The biggest difference that exists between them, their male counterparts, is probably the key as to why we don't make the connection between the two girls auomatically. Bert the Chimney Sweep and Tom Hansen could not be more un-alike in their reactions to the ladies. We can only blame the guys' differences in this area on their varrying levels of experience, but it's probably the only reason why we don't have to watch Bert have a mental breakdown after M.Pop umbrella's herself the heck out of town (and out of his arms) at the end of the movie. Knowing that this is how she rolls, and that she despises commitment (Marry Poppins), he smiles and waves her a fond farewell instead of smashing in chimneys like Tom Van Dyke might have. And that's rather nice for us in the audience becuase, while JGL is quite good at the I'm-pretty-pathetically-upset--right-now (and-doing-irrational-things-because-of-it) humor, all we really want to see Bert do is tap dance on a rooftop with 50 of his closest, most filth-ridden comrades. Or take the kids on another clearly LSD induced journey into a chalk drawing.

Both Mary and Summer are full of tricks&lies that they mask with their clever combination of distraction and conviction, which defintely are always motivated by some sort of selfish ambition on each of their parts.

Do not trust this



Mary - Tricks kids into doing chores for her
Distraction: Sugar is yummy!           
Conviction Tool: Flawed health tips
Selfish Ambition: Tiny slaves





 

Same page, for sure


Summer - Tricks Tom into easily becoming her non-boyfriend-boyfriend
Distraction: Look how pretty I am!
Conviction Tool: GF/BF labels = LAME
Selfish Ambition: Friends with (one sided) benefits





So eager to spend time together
Mary - Tricks Mr. Banks into taking his children with him to his place of work one day. A bank. Every child's dream hang-out spot. (She couldn't have suggested Disneyland?)           
Distraction: Our outings sound like drug trips? Well, at least the children know what I do on the job.
Conviction Tool: Bad parenting
Selfish Ambition: Spontaneous day off

 
Look how pretty I still am

Summer - Tricks Tom into thinking he has a 2nd chance with her at their mutual friend's wedding
Distraction: Look how pretty I still am!
Conviction Tool: Haven't you missed me?
Selfish Ambition: Friends with one-sided benefits at a wedding



help. them.


Mary - Tricks the Banks' into believing that flying a kite is in any way a  decent way to pass time
Distraction: Family time
Convition: I have to leave anyway, figure yourselves out
Selfish Ambition: Bert's getting clingy again, I gotta bounce


whoops

Summer - Tricks Tom into attending her engagement party
Distraction: Look how pretty I am!
Conviction Tool: How can you say no to my prettiness?
Selfish Ambition: If this guy gets cold feet,we can hang again, right Tom? Remember. I'm very pretty.

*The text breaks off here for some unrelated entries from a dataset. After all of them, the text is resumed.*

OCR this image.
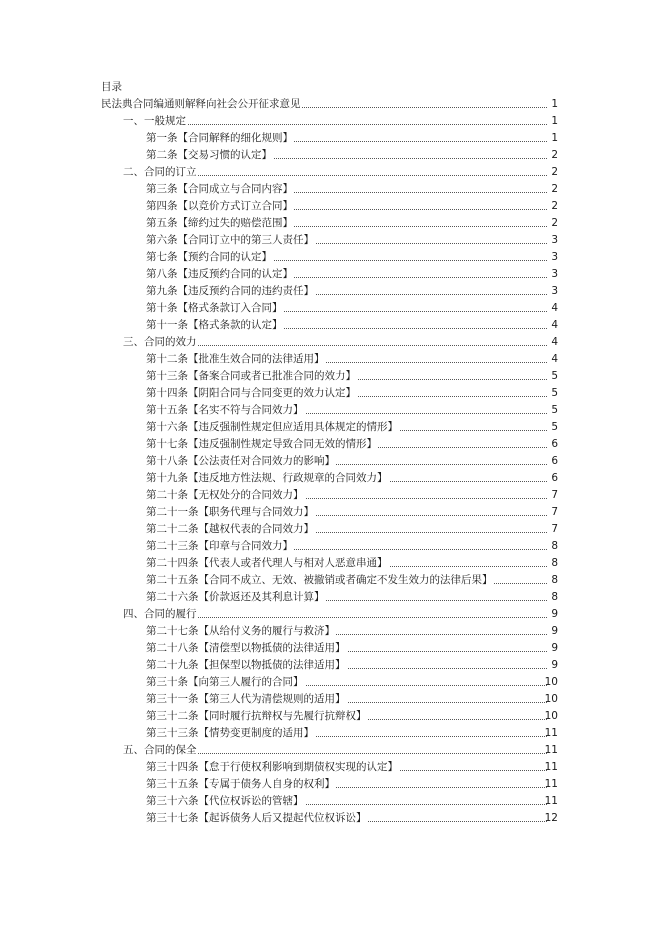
目录
民法典合同编通则解释向社会公开征求意见	1
一、一般规定	1
第一条【合同解释的细化规则】	1
第二条【交易习惯的认定】	2
二、合同的订立	2
第三条【合同成立与合同内容】	2
第四条【以竞价方式订立合同】	2
第五条【缔约过失的赔偿范围】	2
第六条【合同订立中的第三人责任】	3
第七条【预约合同的认定】	3
第八条【违反预约合同的认定】	3
第九条【违反预约合同的违约责任】	3
第十条【格式条款订入合同】	4
第十一条【格式条款的认定】	4
三、合同的效力	4
第十二条【批准生效合同的法律适用】	4
第十三条【备案合同或者已批准合同的效力】	5
第十四条【阴阳合同与合同变更的效力认定】	5
第十五条【名实不符与合同效力】	5
第十六条【违反强制性规定但应适用具体规定的情形】	5
第十七条【违反强制性规定导致合同无效的情形】	6
第十八条【公法责任对合同效力的影响】	6
第十九条【违反地方性法规、行政规章的合同效力】	6
第二十条【无权处分的合同效力】	7
第二十一条【职务代理与合同效力】	7
第二十二条【越权代表的合同效力】	7
第二十三条【印章与合同效力】	8
第二十四条【代表人或者代理人与相对人恶意串通】	8
第二十五条【合同不成立、无效、被撤销或者确定不发生效力的法律后果】	8
第二十六条【价款返还及其利息计算】	8
四、合同的履行	9
第二十七条【从给付义务的履行与救济】	9
第二十八条【清偿型以物抵债的法律适用】	9
第二十九条【担保型以物抵债的法律适用】	9
第三十条【向第三人履行的合同】	10
第三十一条【第三人代为清偿规则的适用】	10
第三十二条【同时履行抗辩权与先履行抗辩权】	10
第三十三条【情势变更制度的适用】	11
五、合同的保全	11
第三十四条【怠于行使权利影响到期债权实现的认定】	11
第三十五条【专属于债务人自身的权利】	11
第三十六条【代位权诉讼的管辖】	11
第三十七条【起诉债务人后又提起代位权诉讼】	12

The are exactly the same and I cannot believe I didn't notice it until now. The only difference is how the boys in their wake handle their game. Therein lies the key to likeability. No one has issue with Mary because Bert doesn't freak when she leaves him to no doubt go get her next spoon full of sugar.

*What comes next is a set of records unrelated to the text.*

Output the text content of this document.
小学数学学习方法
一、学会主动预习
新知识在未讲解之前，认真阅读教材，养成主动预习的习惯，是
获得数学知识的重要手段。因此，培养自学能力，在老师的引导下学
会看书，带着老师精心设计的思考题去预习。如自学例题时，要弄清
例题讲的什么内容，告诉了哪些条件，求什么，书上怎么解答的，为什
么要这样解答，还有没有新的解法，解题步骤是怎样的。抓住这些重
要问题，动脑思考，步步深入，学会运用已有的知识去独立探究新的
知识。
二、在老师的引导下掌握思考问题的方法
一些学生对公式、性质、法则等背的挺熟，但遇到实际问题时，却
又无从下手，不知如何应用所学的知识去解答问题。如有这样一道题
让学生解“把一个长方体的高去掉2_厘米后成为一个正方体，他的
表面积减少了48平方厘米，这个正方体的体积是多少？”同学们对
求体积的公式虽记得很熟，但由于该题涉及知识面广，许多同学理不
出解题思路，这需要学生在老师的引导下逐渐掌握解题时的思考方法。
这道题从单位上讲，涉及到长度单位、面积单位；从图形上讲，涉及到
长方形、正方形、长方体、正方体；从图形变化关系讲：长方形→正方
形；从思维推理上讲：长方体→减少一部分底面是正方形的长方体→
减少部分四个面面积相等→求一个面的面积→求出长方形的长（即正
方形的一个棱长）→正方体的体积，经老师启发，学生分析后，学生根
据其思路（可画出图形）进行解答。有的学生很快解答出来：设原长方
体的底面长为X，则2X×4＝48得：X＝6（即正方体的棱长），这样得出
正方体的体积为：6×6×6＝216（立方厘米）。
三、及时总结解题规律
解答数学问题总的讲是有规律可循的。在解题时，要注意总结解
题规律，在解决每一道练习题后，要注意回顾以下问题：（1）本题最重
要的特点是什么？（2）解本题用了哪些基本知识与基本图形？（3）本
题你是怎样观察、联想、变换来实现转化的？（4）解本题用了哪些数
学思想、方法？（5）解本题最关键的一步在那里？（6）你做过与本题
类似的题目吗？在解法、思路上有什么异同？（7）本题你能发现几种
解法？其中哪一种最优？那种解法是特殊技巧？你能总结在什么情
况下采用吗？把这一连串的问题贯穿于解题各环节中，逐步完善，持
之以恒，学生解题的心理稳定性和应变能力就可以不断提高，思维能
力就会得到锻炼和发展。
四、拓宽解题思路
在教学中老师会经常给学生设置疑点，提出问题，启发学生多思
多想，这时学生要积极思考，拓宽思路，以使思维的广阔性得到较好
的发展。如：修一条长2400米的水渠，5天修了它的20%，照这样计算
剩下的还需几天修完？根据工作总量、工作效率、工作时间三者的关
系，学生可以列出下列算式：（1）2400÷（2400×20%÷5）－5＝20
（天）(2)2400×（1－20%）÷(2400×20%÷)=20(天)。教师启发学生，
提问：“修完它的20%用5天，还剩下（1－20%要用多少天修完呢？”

If only Tom Hansen had studied Mary Poppins instead of The Graduate. He never would have let his view on love be falsely molded by such a pure, uplifting, wholesome look at love.




 
He would have been prepared for ladytricks and deception and avoided the girl he clearly couldn't handle.
But, then again, he also would never have gotten any of Summer's sugar.